I think I have only left my children overnight once with Hubby. I went to a lovely wedding in Scotland. I think that I spent weeks preparing for it. The right food in the fridge – the stuff you can just put in the oven and know everyone will eat. The right activities planned to keep everyone occupied and happy. House clean, tidy, clothes washed, ironed – everything done.
This time I left them for nearly 3 weeks to go home to Australia because of my Dad (see last week’s post) and I only had 3 hours notice! In that time, I had to pack, find passports, find all the Christmas presents from Santa, sort into 2 x black bin bags and hide them in the shed, shower, get dressed and go!
So, the house was not clean and tidy and the clothes were not washed and ironed. There were no activities planned. The fridge was full of fresh food, for cook from scratch recipes.

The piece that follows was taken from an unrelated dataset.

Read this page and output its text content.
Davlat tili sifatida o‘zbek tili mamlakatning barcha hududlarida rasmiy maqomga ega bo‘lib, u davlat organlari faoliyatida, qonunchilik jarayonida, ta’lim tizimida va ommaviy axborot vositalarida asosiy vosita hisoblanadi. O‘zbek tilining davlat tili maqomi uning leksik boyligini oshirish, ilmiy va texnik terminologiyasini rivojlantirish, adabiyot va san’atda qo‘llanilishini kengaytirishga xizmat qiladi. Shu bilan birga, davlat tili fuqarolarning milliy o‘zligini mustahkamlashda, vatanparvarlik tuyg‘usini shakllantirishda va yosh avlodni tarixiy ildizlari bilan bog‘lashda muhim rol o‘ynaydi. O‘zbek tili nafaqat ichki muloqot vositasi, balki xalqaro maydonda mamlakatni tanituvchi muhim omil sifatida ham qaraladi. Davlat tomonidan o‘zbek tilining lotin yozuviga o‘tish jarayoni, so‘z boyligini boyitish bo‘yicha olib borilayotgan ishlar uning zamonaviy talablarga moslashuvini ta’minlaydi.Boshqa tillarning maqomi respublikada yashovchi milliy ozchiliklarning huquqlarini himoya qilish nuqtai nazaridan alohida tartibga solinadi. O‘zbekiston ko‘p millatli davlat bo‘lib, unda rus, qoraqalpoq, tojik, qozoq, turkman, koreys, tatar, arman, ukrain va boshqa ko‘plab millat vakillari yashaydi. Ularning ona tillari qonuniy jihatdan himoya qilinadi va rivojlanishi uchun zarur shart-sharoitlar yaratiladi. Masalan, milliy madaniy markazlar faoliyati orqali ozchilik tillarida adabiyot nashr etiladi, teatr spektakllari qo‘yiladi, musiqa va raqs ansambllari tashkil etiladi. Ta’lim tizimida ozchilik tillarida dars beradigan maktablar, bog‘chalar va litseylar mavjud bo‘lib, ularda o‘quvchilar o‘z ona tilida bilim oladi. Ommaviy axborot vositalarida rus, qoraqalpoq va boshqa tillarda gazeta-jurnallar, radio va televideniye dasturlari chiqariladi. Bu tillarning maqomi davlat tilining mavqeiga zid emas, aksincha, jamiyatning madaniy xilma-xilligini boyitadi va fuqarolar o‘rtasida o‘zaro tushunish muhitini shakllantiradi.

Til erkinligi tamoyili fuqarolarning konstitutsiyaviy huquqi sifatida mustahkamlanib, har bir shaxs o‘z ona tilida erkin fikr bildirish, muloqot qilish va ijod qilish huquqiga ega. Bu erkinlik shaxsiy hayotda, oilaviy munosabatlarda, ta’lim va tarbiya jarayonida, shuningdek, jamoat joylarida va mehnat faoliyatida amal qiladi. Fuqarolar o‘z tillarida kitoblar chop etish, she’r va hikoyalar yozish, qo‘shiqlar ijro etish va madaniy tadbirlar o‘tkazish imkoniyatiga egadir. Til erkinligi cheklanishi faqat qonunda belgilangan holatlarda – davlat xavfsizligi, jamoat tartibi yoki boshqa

Hubby was in for an exciting time!
As a control freak it is a huge thing to have to hand over the reins to someone for so long, with no preparation. But there was nothing I could do about, nothing I could say and I just had to go. There was so much happening in Australia, that I really didn’t have time or the heart to even think about what was going on at home. I had to trust and I had to let go of those reins.
And they survived and so did I.
They were a little feral – overtired and full of sugar, badly dressed. But they were semi-clean and the house was clean and the washing was done.
Things were a little untidy and I am still finding stuff that was put back in the wrong place.
The fridge was full of junk food and oven food. But it had food in it.
Not bad Hubby, not bad at all!
Were they glad to see me – oh yes. Do they like being back to Mummy routine – oh yes. Have they forgotten completely all their gratefulness that I was back and have started taking advantage of Mummy again – oh yes.
But I am grateful for the experience of abandoning my children – I am glad we all just got on and dealt with it all. I am also grateful that I got to spend some time with my sister, mother and family as a grown up with no kids – that was quite nice and something I could do again (but not for the same reason of course.)
And I have a new threat to yell at the children when they are driving me mad – “DO YOU WANT ME TO GO AWAY AGAIN!” Works a treat!